O presidente Luiz Inácio Lula da Silva cumpriu nesta quarta-feira (24) seus últimos compromissos nos Estados Unidos, após participar ontem da abertura da 80ª Sessão da Assembleia Geral da Organização das Nações Unidas (ONU) em Nova York.
Conteúdos
LIDERANÇAS INTERNACIONAIS REUNIDAS EM DEFESA DA DEMOCRACIA
Na manhã desta quarta, na sede da ONU, Lula coordenou a segunda edição do evento Em Defesa da Democracia e Contra o Extremismo, que reúne lideranças de aproximadamente 30 países. Além do Brasil, o encontro conta com a participação dos presidentes do Chile, Gabriel Boric, e da Espanha, Pedro Sánchez.
O evento busca fortalecer uma diplomacia ativa voltada à cooperação internacional no combate à deterioração das instituições democráticas, à desinformação, ao discurso de ódio e à desigualdade social. O primeiro encontro do tipo ocorreu no Chile, em julho, com a presença de líderes da Espanha, Colômbia e Uruguai, quando foi divulgada uma declaração conjunta sobre os compromissos assumidos pelos países.
AGENDA CLIMÁTICA E COP30
Outra prioridade da agenda do presidente brasileiro foi o Evento Especial sobre Clima para Chefes de Estado e de Governo, que foi copresidido pelo Brasil e pelo secretário-geral da ONU, António Guterres. A iniciativa visa impulsionar a mobilização dos Estados-membros para ações climáticas, incluindo a atualização das contribuições nacionalmente determinadas (NDCs), em preparação para a Conferência das Partes da ONU sobre Mudanças Climáticas, a COP30, prevista para novembro em Belém.

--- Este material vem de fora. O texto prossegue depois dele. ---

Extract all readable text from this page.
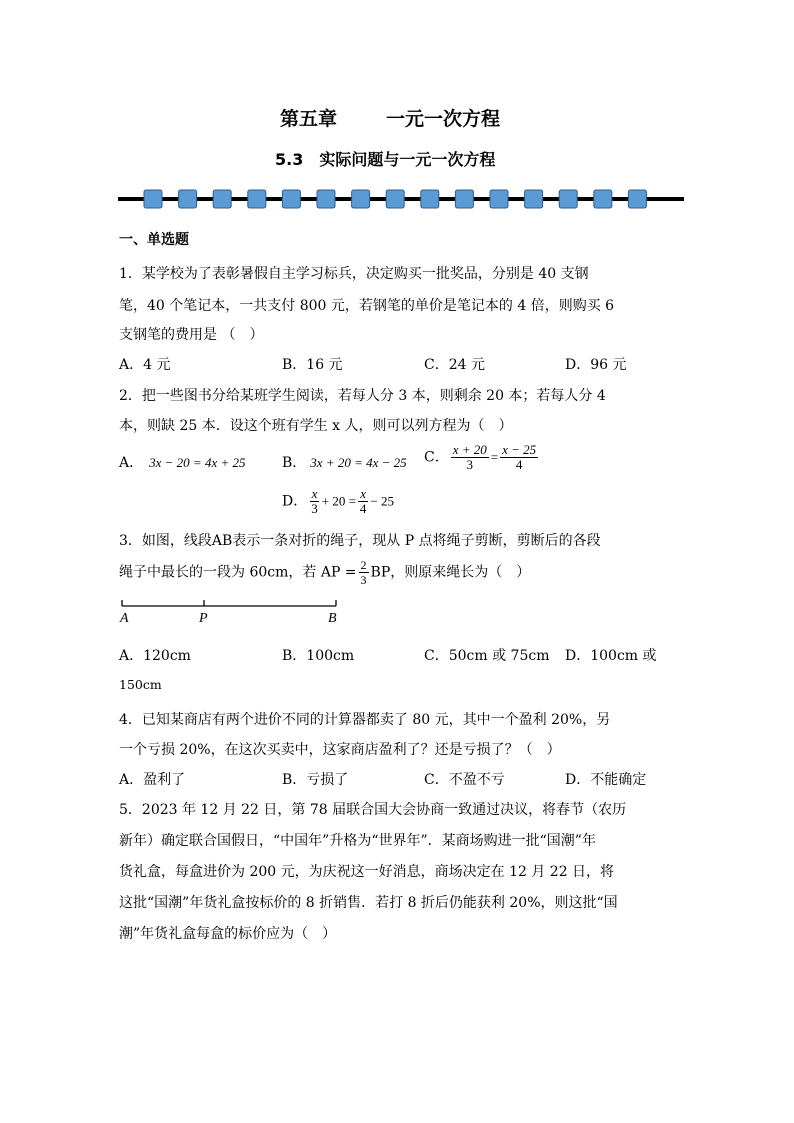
第五章	一元一次方程
5.3　实际问题与一元一次方程
一、单选题
1．某学校为了表彰暑假自主学习标兵，决定购买一批奖品，分别是 40 支钢
笔，40 个笔记本，一共支付 800 元，若钢笔的单价是笔记本的 4 倍，则购买 6
支钢笔的费用是 （　）
A．4 元	B．16 元	C．24 元	D．96 元
2．把一些图书分给某班学生阅读，若每人分 3 本，则剩余 20 本；若每人分 4
本，则缺 25 本．设这个班有学生 x 人，则可以列方程为（　）
A． 3x − 20 = 4x + 25	B． 3x + 20 = 4x − 25 C． $\frac{x + 20}{3} = \frac{x - 25}{4}$
D． $\frac{x}{3} + 20 = \frac{x}{4} - 25$
3．如图，线段AB表示一条对折的绳子，现从 P 点将绳子剪断，剪断后的各段
绳子中最长的一段为 60cm，若 AP = $\frac{2}{3}$ BP，则原来绳长为（　）
A	P	B
A．120cm	B．100cm	C．50cm 或 75cm D．100cm 或
150cm
4．已知某商店有两个进价不同的计算器都卖了 80 元，其中一个盈利 20%，另
一个亏损 20%，在这次买卖中，这家商店盈利了？还是亏损了？（　）
A．盈利了	B．亏损了	C．不盈不亏	D．不能确定
5．2023 年 12 月 22 日，第 78 届联合国大会协商一致通过决议，将春节（农历
新年）确定联合国假日，“中国年”升格为“世界年”．某商场购进一批“国潮”年
货礼盒，每盒进价为 200 元，为庆祝这一好消息，商场决定在 12 月 22 日，将
这批“国潮”年货礼盒按标价的 8 折销售．若打 8 折后仍能获利 20%，则这批“国
潮”年货礼盒每盒的标价应为（　）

As NDCs representam os compromissos de cada país na redução de emissões de gases de efeito estufa, considerados o principal motor das mudanças climáticas. O Brasil projeta uma redução de 59% a 67% de suas emissões, enquanto até o momento cerca de 47 países já atualizaram suas metas, segundo o Itamaraty.
Em seu discurso de abertura da Assembleia Geral, Lula destacou a urgência de colocar o combate às mudanças climáticas no centro da atuação da ONU. O presidente propôs a criação de um conselho internacional para monitoramento das ações climáticas e reiterou a necessidade de que países desenvolvidos e em desenvolvimento atuem de forma justa e equilibrada. Ele também enfatizou o lançamento do mecanismo brasileiro de conservação das florestas tropicais como instrumento estratégico contra a crise climática.
ENCONTRO COM O PRESIDENTE DOS ESTADOS UNIDOS
Um dos momentos mais comentados da viagem foi o breve encontro entre Lula e o presidente norte-americano Donald Trump nos bastidores da Assembleia Geral. Trump declarou publicamente que pretende “se encontrar” com Lula na próxima semana, elogiando o presidente brasileiro.
O Palácio do Planalto confirmou que a conversa, proposta por Trump e imediatamente aceita por Lula, ocorreu de forma rápida e amistosa no edifício-sede da ONU, reunindo chefes de Estado e representantes de mais 191 países. Assessores dos dois líderes agora estudam os detalhes do próximo encontro, que ainda poderá ocorrer de forma presencial ou por telefone.
ENTREVISTA COLETIVA DE LULA NA ONU
Após os compromissos desta quarta, Lula concedeu entrevista coletiva na sede da ONU para avaliar os resultados da viagem. Em seguida, seguiu para o aeroporto internacional John F. Kennedy para embarcar de volta ao Brasil.